The case “access fee” for the RES shows off some of the flaws of the Bulgarian judicial system. The stakes are high and the majority of the investments in the sector are foreign, which could lead to a serious challenge for the Bulgarian state in case that foreign investors bring before an international arbitration tribunal claims for breaching of investment standards (such as “fair and equitable treatment”), which Bulgaria has undertaken under international bilateral investment treaties and the Energy Charter Treaty.

The article has been published in Bulgarian, in Capital Daily.

In focus in Bulgarian legislation

Law on supplement of the Bank Bankruptcy Act (SG 22 as of 27.3.2015)

In the Bank Bankruptcy Act are included new rules, regarding the security measures, which must be taken by the court before stating a decision for starting insolvency proceedings.

The legislator requires the court to appoint a provisional receiver, proposed by the Fund, in the event that the conservators are appointed by the Central Bank prior to the decision for revoking the license to conduct banking activity. The provisional receiver performs most of the functions of the permanent receiver until the appointment of the latter, and the powers of the conservators are terminated.

The provisional receiver has the right to file claims before the bankruptcy court for returning of the property received, originating from the bank against any third party.

Draft Law on supplement of the Code of Civil Procedure

The proposed legislative change affects art.280, para.2 of the CPC about the grounds for admission of an appellate decision to cassation appeal.

The importer of the draft law suggest the decisions on appellate commercial cases with claims of up to 20000 leva not to be admitted to cassation appeal, which would further restrict the possibility for exercising cassation control, since at the time the law requires a minimum of 10000 leva price of the claim on appellate commercial cases.

In the event the draft law is finally adopted, the submitted before its entry into force cassation claims will be heard under the rules of the current CPC.

News on European Union Law

With the EU Official Journal – L95 10.04.2015 with a view to adoption of Commission Directive (EU) 2015/559 amending Council Directive 96/98/EC on marine equipment, the European Commission, according to which Annex A to Directive 96/98/EC is replaced by the text in the Annex to Directive 2015/559, as the equipment listed in column 1 of Annex A.1 as having been transferred from Annex A.2 which was manufactured before 30 April 2016 in conformity with procedures for type-approval already in force before that date within the territory of a Member State, may continue to be placed on the market and on board a Community ship until 30 April 2018.

Decision (EU, Euratom) 2015/578 of the Representatives of the Governments of the Member States of 1 April 2015 has been published in the EU Official Journal – L96 11.04.2015, appointing Judges and Advocates-General to the Court of Justice.
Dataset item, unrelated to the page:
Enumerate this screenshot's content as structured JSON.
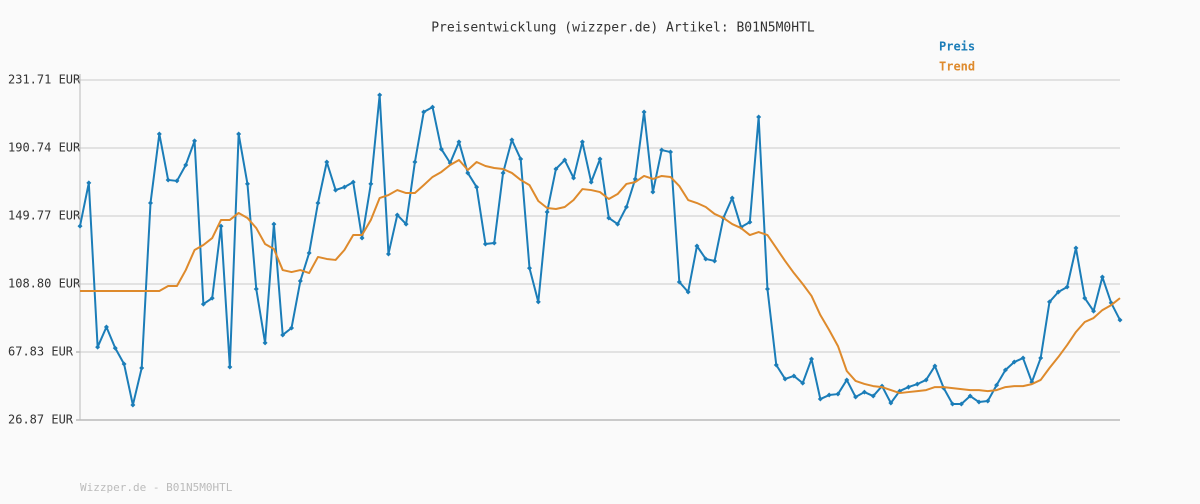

The following are appointed Judges to the Court of Justice for the period from 07.10.2015 to 06.10.2015: Mr Lars Bay Larsen, Mr Francois Biltgen, Mr Endre Juhasz, Ms Küllike Jürimäe, Mr Sinisa Rodin, Mr Allan Rosas, Mr Marek Safjan, Mr Daniel Svaby. The following are appointed Advocates-General to the Court of Justice for the same period: Ms Juliane Kokott, Mr Henrik Saugmandsgaard OE, Ms Eleanor Sharpston.

In the EU Official Journal – C126 18.04.2015 are published Decision №807 as of 04.12.2014 on the opening of a procedure for granting authorization for prospecting and exploration of oil and natural gas – subsurface natural resources under Article 2(1) point 3 of the SRA in the area of “Block1-22 Teres”, located in the exclusive economic zone of the Republic of Bulgaria in the Black Sea, and on the notification of the granting of authorization through a competition and Decision №808 as of 04.12.2014 on the opening of a procedure for granting authorization for prospecting and exploration of oil and natural gas – subsurface natural resources under Art. 2(1) point 3 of the SRA in the area of “Block 1-14 Silistar”, located in the continental shelf and the exclusive economic zone of the Republic of Bulgaria in the Black Sea, and on the notification of the granting of authorization through a competition.